AÇÃO DIRETA DE CONSTITUCIONALIDADE 16 E R.E 760.931 (TEMA 246) - ENTENDIMENTO MANIFESTADO PELO PLENÁRIO DO SUPREMO TRIBUNAL FEDERAL ACERCA DA APLICAÇÃO DO ARTIGO 81, § 1o, DA LEI 8.666/93.

Como se sabe, o objeto da presente lide gira em torno da responsabilidade subsidiária do Estado do Rio de Janeiro e da aplicação (ou não) do artigo 71, § 1o da Lei 8.666/93 e da Súmula 331, IV do c. TST.

Pois bem. Em 07 de março de 2007, foi ajuizada, pelo Governador do Distrito Federal, uma Ação Declaratória de Constitucionalidade - ADC, com pedido de providência cautelar, em face do citado artigo 71, § 1o da Lei de Licitações.

Conforme veiculado no portal de notícias do Supremo Tribunal Federal na internet , o Plenário daquela Corte Suprema, em recentíssimo julgamento (24/11/2010), declarou a constitucionalidade do artigo 71, parágrafo 1o, da Lei n.o 8.666/93, de modo que a inadimplência do contratado pelo Poder Público em relação a encargos trabalhistas não transfere à Administração Pública a responsabilidade por seu pagamento.

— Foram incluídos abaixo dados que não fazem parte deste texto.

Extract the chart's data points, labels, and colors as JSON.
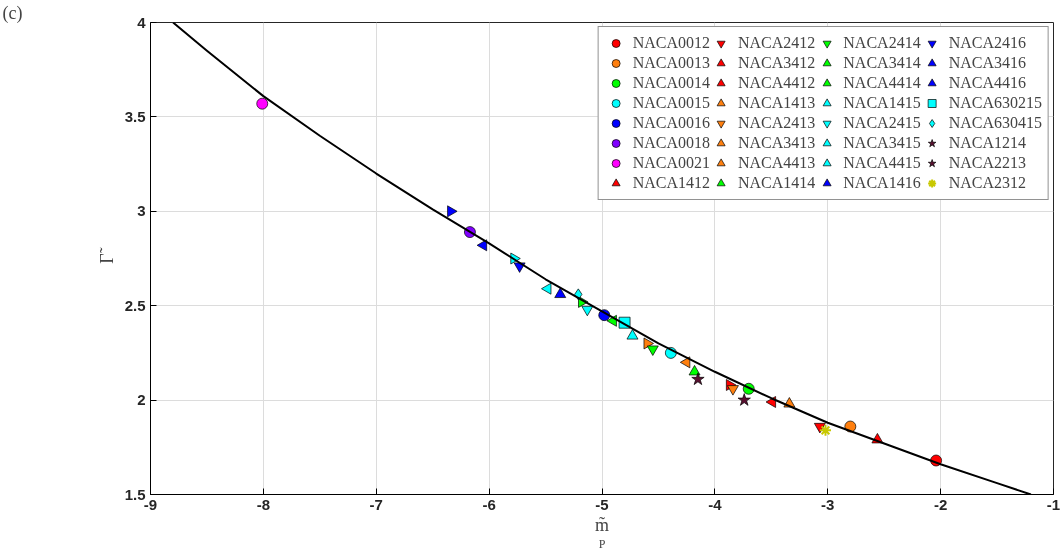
{
  "chart_data": {
    "type": "scatter",
    "xlabel": "m̃$_{P}$",
    "ylabel": "Γ̃",
    "annotations": [
      "(c)"
    ],
    "xlim": [
      -9,
      -1
    ],
    "ylim": [
      1.5,
      4
    ],
    "xticks": [
      -9,
      -8,
      -7,
      -6,
      -5,
      -4,
      -3,
      -2,
      -1
    ],
    "yticks": [
      1.5,
      2,
      2.5,
      3,
      3.5,
      4
    ],
    "grid": true,
    "legend": "top right",
    "series": [
      {
        "name": "NACA0012",
        "color": "#ff0000",
        "marker": "circle",
        "x": [
          -2.04
        ],
        "values": [
          1.68
        ]
      },
      {
        "name": "NACA0013",
        "color": "#ff7f0e",
        "marker": "circle",
        "x": [
          -2.8
        ],
        "values": [
          1.86
        ]
      },
      {
        "name": "NACA0014",
        "color": "#00ff00",
        "marker": "circle",
        "x": [
          -3.7
        ],
        "values": [
          2.06
        ]
      },
      {
        "name": "NACA0015",
        "color": "#00ffff",
        "marker": "circle",
        "x": [
          -4.39
        ],
        "values": [
          2.25
        ]
      },
      {
        "name": "NACA0016",
        "color": "#0000ff",
        "marker": "circle",
        "x": [
          -4.98
        ],
        "values": [
          2.45
        ]
      },
      {
        "name": "NACA0018",
        "color": "#8000ff",
        "marker": "circle",
        "x": [
          -6.17
        ],
        "values": [
          2.89
        ]
      },
      {
        "name": "NACA0021",
        "color": "#ff00ff",
        "marker": "circle",
        "x": [
          -8.01
        ],
        "values": [
          3.57
        ]
      },
      {
        "name": "NACA1412",
        "color": "#ff0000",
        "marker": "triangle",
        "x": [
          -2.56
        ],
        "values": [
          1.79
        ]
      },
      {
        "name": "NACA2412",
        "color": "#ff0000",
        "marker": "triangle_down",
        "x": [
          -3.07
        ],
        "values": [
          1.86
        ]
      },
      {
        "name": "NACA3412",
        "color": "#ff0000",
        "marker": "triangle_left",
        "x": [
          -3.49
        ],
        "values": [
          1.99
        ]
      },
      {
        "name": "NACA4412",
        "color": "#ff0000",
        "marker": "triangle_right",
        "x": [
          -3.87
        ],
        "values": [
          2.08
        ]
      },
      {
        "name": "NACA1413",
        "color": "#ff7f0e",
        "marker": "triangle",
        "x": [
          -3.34
        ],
        "values": [
          1.98
        ]
      },
      {
        "name": "NACA2413",
        "color": "#ff7f0e",
        "marker": "triangle_down",
        "x": [
          -3.84
        ],
        "values": [
          2.06
        ]
      },
      {
        "name": "NACA3413",
        "color": "#ff7f0e",
        "marker": "triangle_left",
        "x": [
          -4.25
        ],
        "values": [
          2.2
        ]
      },
      {
        "name": "NACA4413",
        "color": "#ff7f0e",
        "marker": "triangle_right",
        "x": [
          -4.6
        ],
        "values": [
          2.3
        ]
      },
      {
        "name": "NACA1414",
        "color": "#00ff00",
        "marker": "triangle",
        "x": [
          -4.18
        ],
        "values": [
          2.15
        ]
      },
      {
        "name": "NACA2414",
        "color": "#00ff00",
        "marker": "triangle_down",
        "x": [
          -4.55
        ],
        "values": [
          2.27
        ]
      },
      {
        "name": "NACA3414",
        "color": "#00ff00",
        "marker": "triangle_left",
        "x": [
          -4.9
        ],
        "values": [
          2.42
        ]
      },
      {
        "name": "NACA4414",
        "color": "#00ff00",
        "marker": "triangle_right",
        "x": [
          -5.18
        ],
        "values": [
          2.52
        ]
      },
      {
        "name": "NACA1415",
        "color": "#00ffff",
        "marker": "triangle",
        "x": [
          -4.73
        ],
        "values": [
          2.34
        ]
      },
      {
        "name": "NACA2415",
        "color": "#00ffff",
        "marker": "triangle_down",
        "x": [
          -5.13
        ],
        "values": [
          2.48
        ]
      },
      {
        "name": "NACA3415",
        "color": "#00ffff",
        "marker": "triangle_left",
        "x": [
          -5.48
        ],
        "values": [
          2.59
        ]
      },
      {
        "name": "NACA4415",
        "color": "#00ffff",
        "marker": "triangle_right",
        "x": [
          -5.78
        ],
        "values": [
          2.75
        ]
      },
      {
        "name": "NACA1416",
        "color": "#0000ff",
        "marker": "triangle",
        "x": [
          -5.37
        ],
        "values": [
          2.56
        ]
      },
      {
        "name": "NACA2416",
        "color": "#0000ff",
        "marker": "triangle_down",
        "x": [
          -5.73
        ],
        "values": [
          2.71
        ]
      },
      {
        "name": "NACA3416",
        "color": "#0000ff",
        "marker": "triangle_left",
        "x": [
          -6.05
        ],
        "values": [
          2.82
        ]
      },
      {
        "name": "NACA4416",
        "color": "#0000ff",
        "marker": "triangle_right",
        "x": [
          -6.34
        ],
        "values": [
          3.0
        ]
      },
      {
        "name": "NACA630215",
        "color": "#00ffff",
        "marker": "square",
        "x": [
          -4.8
        ],
        "values": [
          2.41
        ]
      },
      {
        "name": "NACA630415",
        "color": "#00ffff",
        "marker": "diamond",
        "x": [
          -5.21
        ],
        "values": [
          2.56
        ]
      },
      {
        "name": "NACA1214",
        "color": "#5a1030",
        "marker": "star",
        "x": [
          -4.15
        ],
        "values": [
          2.11
        ]
      },
      {
        "name": "NACA2213",
        "color": "#5a1030",
        "marker": "star",
        "x": [
          -3.74
        ],
        "values": [
          2.0
        ]
      },
      {
        "name": "NACA2312",
        "color": "#c8c800",
        "marker": "cross",
        "x": [
          -3.02
        ],
        "values": [
          1.84
        ]
      },
      {
        "type": "line",
        "color": "#000000",
        "line_style": "solid",
        "x": [
          -8.8,
          -8.5,
          -8,
          -7.5,
          -7,
          -6.5,
          -6,
          -5.5,
          -5,
          -4.5,
          -4,
          -3.5,
          -3,
          -2.5,
          -2,
          -1.5,
          -1.2
        ],
        "values": [
          4.0,
          3.85,
          3.61,
          3.4,
          3.2,
          3.01,
          2.83,
          2.64,
          2.47,
          2.3,
          2.15,
          2.01,
          1.88,
          1.77,
          1.66,
          1.56,
          1.5
        ]
      }
    ]
  }
}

A decisão foi tomada no julgamento da Ação Declaratória de Constitucionalidade (ADC) 16, ajuizada pelo Distrito Federal em face da Súmula 331 do TST, que, contrariando o disposto no parágrafo 1o do mencionado artigo 71, responsabiliza subsidiariamente a Administração Pública no tocante aos débitos trabalhistas de empresas contratadas para prestação de serviços terceirizados. O Plenário do STF, por ocasião do julgamento da ADC 16, deu provimento ainda a uma série de Reclamações ajuizadas contra decisões do TST e de Tribunais Regionais do Trabalho fundamentadas na Súmula 331/TST, entre as quais as RCLs 7517e 8150.

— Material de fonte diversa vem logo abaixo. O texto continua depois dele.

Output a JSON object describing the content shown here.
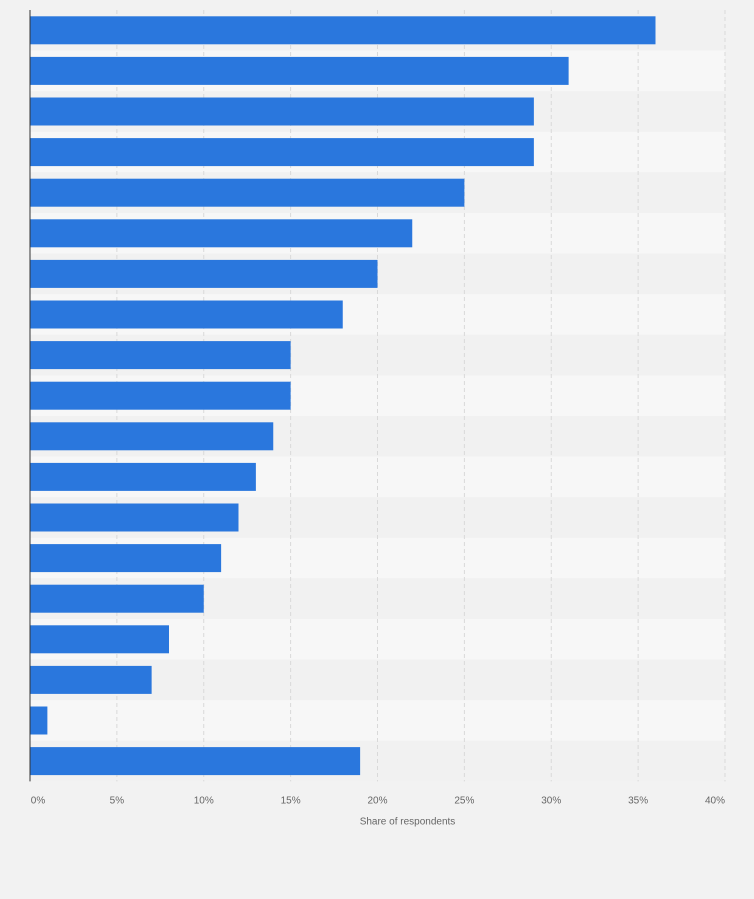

Desde já, impõe-se a observância do entendimento fixado na ADC 16, cabendo lembrar que as decisões em ações de controle abstrato e concentrado de constitucionalidade junto ao STF, têm eficácia contra todos ( erga omnes ) e efeitos vinculantes em relação a todos os órgãos do Poder Judiciário, não podendo ser afastada a eficácia do artigo 71, § 1o, da Lei de Licitações e Contratos.

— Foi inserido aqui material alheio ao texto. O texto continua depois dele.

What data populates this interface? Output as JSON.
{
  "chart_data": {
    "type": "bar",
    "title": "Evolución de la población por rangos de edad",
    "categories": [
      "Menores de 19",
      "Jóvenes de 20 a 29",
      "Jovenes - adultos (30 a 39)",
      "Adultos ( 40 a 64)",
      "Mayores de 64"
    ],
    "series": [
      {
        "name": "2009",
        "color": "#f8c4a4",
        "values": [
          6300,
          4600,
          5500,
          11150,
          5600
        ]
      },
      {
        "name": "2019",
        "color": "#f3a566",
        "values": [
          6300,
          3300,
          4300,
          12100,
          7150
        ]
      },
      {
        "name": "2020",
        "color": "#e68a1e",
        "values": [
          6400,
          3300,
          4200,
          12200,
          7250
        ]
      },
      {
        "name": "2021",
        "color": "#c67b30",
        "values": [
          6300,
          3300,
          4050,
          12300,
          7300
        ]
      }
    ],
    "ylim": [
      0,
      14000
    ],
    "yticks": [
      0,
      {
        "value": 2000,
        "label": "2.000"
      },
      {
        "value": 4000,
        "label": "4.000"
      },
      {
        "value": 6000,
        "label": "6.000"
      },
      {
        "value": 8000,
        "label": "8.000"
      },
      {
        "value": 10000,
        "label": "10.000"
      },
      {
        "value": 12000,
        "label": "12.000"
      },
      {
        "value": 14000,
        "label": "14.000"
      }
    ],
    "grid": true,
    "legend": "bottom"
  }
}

Destarte, cumpre destacar ainda a ausência de responsabilização subsidiária do réu, quando não restar devidamente comprovada (e isso é ônus da RECLAMANTE) a desídia estatal. Corrobora tal afirmação a jurisprudência do TST, bem como do TRT da 1a Região; conforme arestos abaixo colacionados:

RECURSO DE REVISTA. CONTRATO DE PRESTAÇÃO DE SERVIÇOS. RESPONSABILIDADE SUBSIDIÁRIA DA ADMINISTRAÇÃO PÚBLICA. CONSTITUCIONALIDADE DO ART. 71, § 1o, DA LEI No 8.666/93. ADC No 16-DF.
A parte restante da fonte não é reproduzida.